The AirScarf system utilizes small fans in the upper seatback that draw in outside air and push it through a heater element, releasing it on the driver and front passenger’s neck and shoulders. It’s a remarkable concept that complements the broil-ready heated seats perfectly.

Mercedes has also added their AirCap system to the windshield header whereby the top of the windshield raises up at the push of a button leaving a two-inch mesh screen to catch several million bugs and deflect wind up and over the passengers instead of swirling around into them.

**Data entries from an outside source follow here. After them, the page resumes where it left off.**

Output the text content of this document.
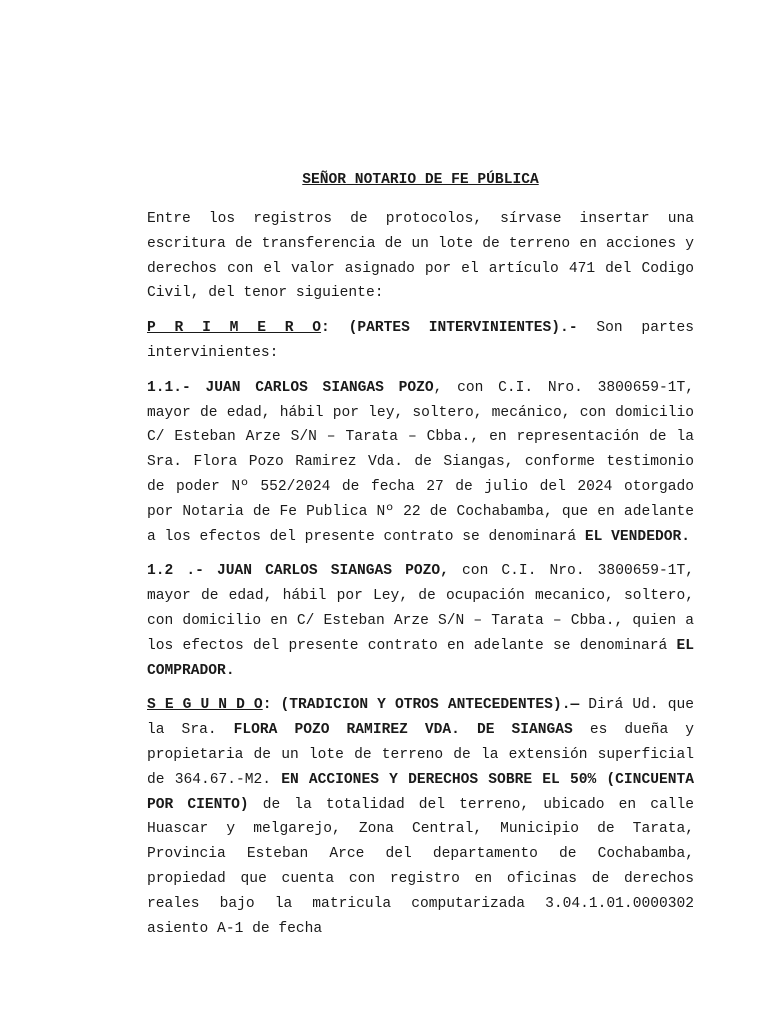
SEÑOR NOTARIO DE FE PÚBLICA

Entre los registros de protocolos, sírvase insertar una escritura de transferencia de un lote de terreno en acciones y derechos con el valor asignado por el artículo 471 del Codigo Civil, del tenor siguiente:

P R I M E R O: (PARTES INTERVINIENTES).- Son partes intervinientes:

1.1.- JUAN CARLOS SIANGAS POZO, con C.I. Nro. 3800659-1T, mayor de edad, hábil por ley, soltero, mecánico, con domicilio C/ Esteban Arze S/N – Tarata – Cbba., en representación de la Sra. Flora Pozo Ramirez Vda. de Siangas, conforme testimonio de poder Nº 552/2024 de fecha 27 de julio del 2024 otorgado por Notaria de Fe Publica Nº 22 de Cochabamba, que en adelante a los efectos del presente contrato se denominará EL VENDEDOR.

1.2 .- JUAN CARLOS SIANGAS POZO, con C.I. Nro. 3800659-1T, mayor de edad, hábil por Ley, de ocupación mecanico, soltero, con domicilio en C/ Esteban Arze S/N – Tarata – Cbba., quien a los efectos del presente contrato en adelante se denominará EL COMPRADOR.

S E G U N D O: (TRADICION Y OTROS ANTECEDENTES).— Dirá Ud. que la Sra. FLORA POZO RAMIREZ VDA. DE SIANGAS es dueña y propietaria de un lote de terreno de la extensión superficial de 364.67.-M2. EN ACCIONES Y DERECHOS SOBRE EL 50% (CINCUENTA POR CIENTO) de la totalidad del terreno, ubicado en calle Huascar y melgarejo, Zona Central, Municipio de Tarata, Provincia Esteban Arce del departamento de Cochabamba, propiedad que cuenta con registro en oficinas de derechos reales bajo la matricula computarizada 3.04.1.01.0000302 asiento A-1 de fecha
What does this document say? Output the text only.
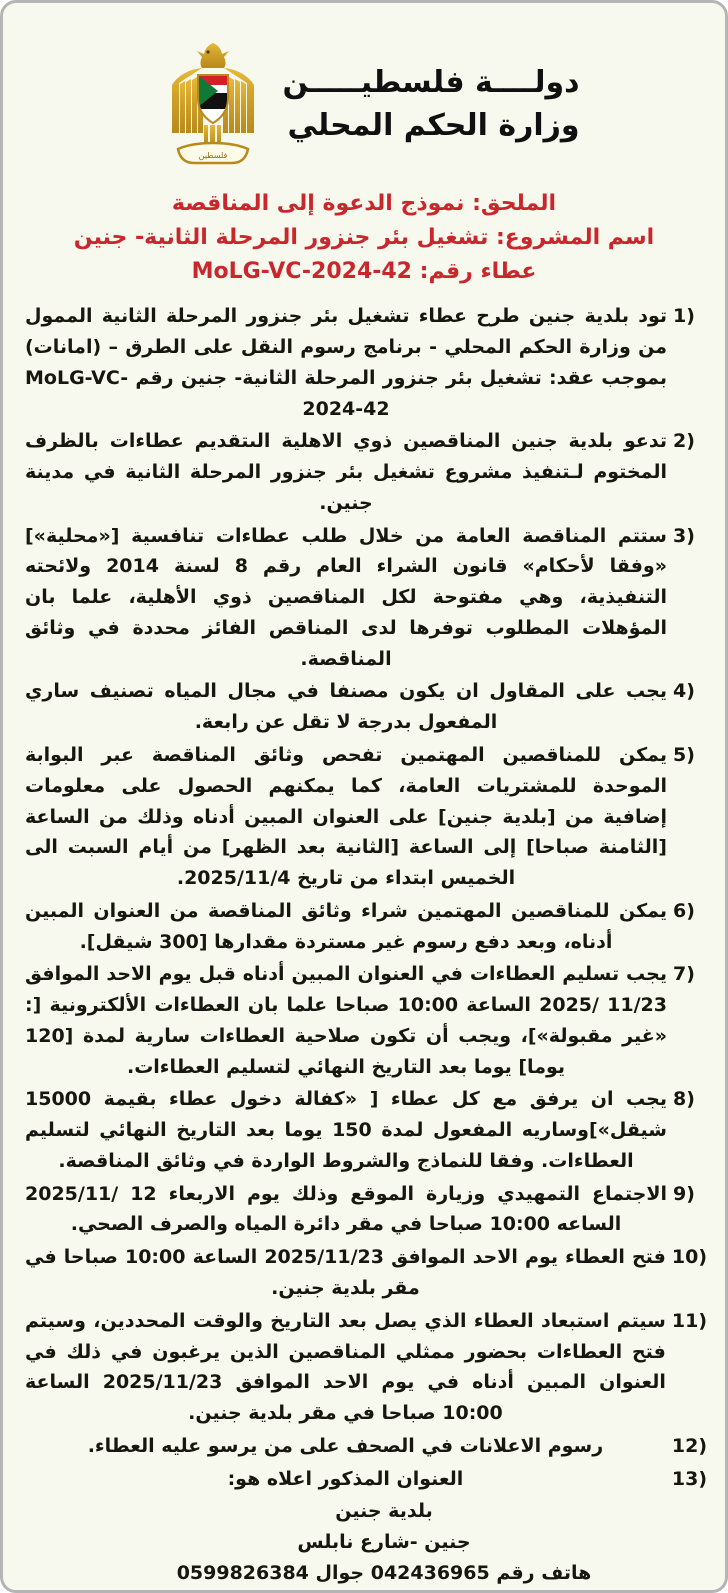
فلسطين
دولــــة فلسطيـــــن
وزارة الحكم المحلي
الملحق: نموذج الدعوة إلى المناقصة
اسم المشروع: تشغيل بئر جنزور المرحلة الثانية- جنين
عطاء رقم: MoLG-VC-2024-42
1)
تود بلدية جنين طرح عطاء تشغيل بئر جنزور المرحلة الثانية الممول من وزارة الحكم المحلي - برنامج رسوم النقل على الطرق – (امانات) بموجب عقد: تشغيل بئر جنزور المرحلة الثانية- جنين رقم MoLG-VC-2024-42
2)
تدعو بلدية جنين المناقصين ذوي الاهلية الىتقديم عطاءات بالظرف المختوم لـتنفيذ مشروع تشغيل بئر جنزور المرحلة الثانية في مدينة جنين.
3)
ستتم المناقصة العامة من خلال طلب عطاءات تنافسية [«محلية»] «وفقا لأحكام» قانون الشراء العام رقم 8 لسنة 2014 ولائحته التنفيذية، وهي مفتوحة لكل المناقصين ذوي الأهلية، علما بان المؤهلات المطلوب توفرها لدى المناقص الفائز محددة في وثائق المناقصة.
4)
يجب على المقاول ان يكون مصنفا في مجال المياه تصنيف ساري المفعول بدرجة لا تقل عن رابعة.
5)
يمكن للمناقصين المهتمين تفحص وثائق المناقصة عبر البوابة الموحدة للمشتريات العامة، كما يمكنهم الحصول على معلومات إضافية من [بلدية جنين] على العنوان المبين أدناه وذلك من الساعة [الثامنة صباحا] إلى الساعة [الثانية بعد الظهر] من أيام السبت الى الخميس ابتداء من تاريخ 2025/11/4.
6)
يمكن للمناقصين المهتمين شراء وثائق المناقصة من العنوان المبين أدناه، وبعد دفع رسوم غير مستردة مقدارها [300 شيقل].
7)
يجب تسليم العطاءات في العنوان المبين أدناه قبل يوم الاحد الموافق 11/23 /2025 الساعة 10:00 صباحا علما بان العطاءات الألكترونية [: «غير مقبولة»]، ويجب أن تكون صلاحية العطاءات سارية لمدة [120 يوما] يوما بعد التاريخ النهائي لتسليم العطاءات.
8)
يجب ان يرفق مع كل عطاء [ «كفالة دخول عطاء بقيمة 15000 شيقل»]وساريه المفعول لمدة 150 يوما بعد التاريخ النهائي لتسليم العطاءات. وفقا للنماذج والشروط الواردة في وثائق المناقصة.
9)
الاجتماع التمهيدي وزيارة الموقع وذلك يوم الاربعاء 12 /2025/11 الساعه 10:00 صباحا في مقر دائرة المياه والصرف الصحي.
10)
فتح العطاء يوم الاحد الموافق 2025/11/23 الساعة 10:00 صباحا في مقر بلدية جنين.
11)
سيتم استبعاد العطاء الذي يصل بعد التاريخ والوقت المحددين، وسيتم فتح العطاءات بحضور ممثلي المناقصين الذين يرغبون في ذلك في العنوان المبين أدناه في يوم الاحد الموافق 2025/11/23 الساعة 10:00 صباحا في مقر بلدية جنين.
12)
رسوم الاعلانات في الصحف على من يرسو عليه العطاء.
13)
العنوان المذكور اعلاه هو:
بلدية جنين
جنين -شارع نابلس
هاتف رقم 042436965 جوال 0599826384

When not at elevated highway speeds, my driving partner and I generally kept the AIRCAP and rear wind deflector down since part of the appeal of a convertible is feeling the wind tussle your hair. If we’re honest though, it’s because we both feel the AirCap looks ridiculously dorky, like a goofy hat, on top of the car. And we’ll admit that when we’re driving a stunning, bright blue luxury car like this, we enjoy the vanity that comes with it, sans AirCap.

It’s undeniable that on the highway, with the AirCap in place and the windows up, the cabin of the C-Class Cabriolet is essentially absent of turbulence, and even in very cool weather, occupants are kept thawed as we discovered during the long highway stints we drove this morning through Nova Scotia.

Even more telling though, was when crossing the Confederation Bridge from Prince Edward Island toward New Brunswick, when I sat up and turned around to take a photograph behind us while my companion drove. After getting the shot, I turned back around, only to have the peak of my ball cap catch in the wind, sending it to its permanent resting place midway between the two provinces. Had the AirCap been deployed, I have no doubt I’d still have my hat (and my forehead wouldn’t look like a beet now).

With all the driver settings (and exhaust) fixed to their most aggressive and sporting stages, the C 43 Cabriolet is a properly raucous sporting machine. Its twin-turbo V6 dispenses abundant power and the suspension is sufficiently stiff to keep the car flat when pressing it into hard corners. The brakes are excellent as well.

After lunch we spent a few more hours in the C 300 which was certainly a dynamic back step from the C 43. Nevertheless, we came to appreciate that the four-cylinder C-cabrio acquitted itself well as it was flogged down the twisting Route 111 toward our dinner stop at Saint Martins, New Brunswick – despite some Detroit-grade pavement degradation that was soaked up impressively by the suspension.

There’s another all-too-brief rest ahead tonight before we tackle a few bigger provinces tomorrow – Quebec and Ontario – with a different assortment of topless Mercedes machines to try.